Bats Day at Disneyland is one of the many yearly traditions I partake in. It's pretty much on the same scale as Christmas and my birthday. That said, I was very happy to have "celebrated" it this year with a few good friends and some happy haunts.

In an effort to make this post bicycle-related, I happened upon this "poster" in New Orleans Square at about midnight, just before wandering over to Main Street, U.S.A., for some ice cream and a few moments in the cinema:

If you're unaware of how Cycles Brion came to be, here's an excerpt from the history of Olivia Brion, suffragette and inspiration behind Brion bicycles and interestingly, Heron Lake Winery (no, I don't digress; take in your your history lesson):

Ancestry of Olivia Brion: How Cycles Brion Came to Be

During the high Middle Ages, three vineyards at the edge of the city of Bordeaux achieved fame for the exquisite quality of their red wines: Haut-Brion just north of the Pessac road, Laville Haut-Brion a quarter-mile to the south, and, between them, Basse-Brion. For fifteen generations these vineyards were lovingly cared for by the two branches of the Brion family– until the 1870s when the terrible advent of Phylloxera threatened to end forever this tradition of greatness.

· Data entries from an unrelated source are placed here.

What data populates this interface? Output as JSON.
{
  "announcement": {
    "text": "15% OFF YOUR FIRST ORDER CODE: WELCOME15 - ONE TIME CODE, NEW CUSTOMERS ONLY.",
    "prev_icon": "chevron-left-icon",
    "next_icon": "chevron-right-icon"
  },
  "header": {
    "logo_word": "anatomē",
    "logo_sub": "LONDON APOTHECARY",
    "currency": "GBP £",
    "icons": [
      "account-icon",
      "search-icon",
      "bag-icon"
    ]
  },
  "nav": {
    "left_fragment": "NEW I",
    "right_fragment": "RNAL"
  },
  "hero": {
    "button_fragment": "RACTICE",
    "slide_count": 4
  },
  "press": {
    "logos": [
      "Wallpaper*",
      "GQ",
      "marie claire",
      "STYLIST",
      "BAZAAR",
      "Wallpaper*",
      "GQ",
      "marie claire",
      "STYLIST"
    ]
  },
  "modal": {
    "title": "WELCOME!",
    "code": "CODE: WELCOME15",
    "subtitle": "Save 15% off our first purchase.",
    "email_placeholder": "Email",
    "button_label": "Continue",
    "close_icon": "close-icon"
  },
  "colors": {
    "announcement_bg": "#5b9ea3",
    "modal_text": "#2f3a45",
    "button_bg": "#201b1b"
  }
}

The Haut-Brions dug in their heels: they mortgaged their chateaux to the hilt, tore out all their precious (but dying) vines, and replanted with the new American rootstock. Slowly they were able to restore their vineyards and winemaking.

Comte Pierre Gilles-Gascon de Blanquefort de la Basse-Brion [...] changed his name to Peter Brion and moved to Paris, where he invested the £200 in the new technology of bicycle making. His "farthing-penny" design did not sell well, and the disconsolate Peter declined into days of absinthe at the Lapin Agile. His daughter Mercedes took over the business and created a woman-friendly design with herself as model. This was a runaway success and restored the family fortune, paving the way for the even more brilliant success of Olivia Brion in the next generation.

Well, would you look at that; you learned something today, as did I. Let's pat ourselves on the backs, shall we?

Anyway, Bats Day. I really liked my outfit this year:

And these were just a few fun photos in general (I stayed until far after closing, when there were absolutely no crowds);

Silly, but whatever. It's possible that more will surface, with crowds donned in all sorts of expressive attire.

I mentioned some time ago that I'd eventually make a point to bicycle to Disneyland one of these days... perhaps this summer. Oh, bicycle fever. We all could stand to "suffer" from it - just a little bit.

Time to fall into bed. Every cyclist must have their sleep.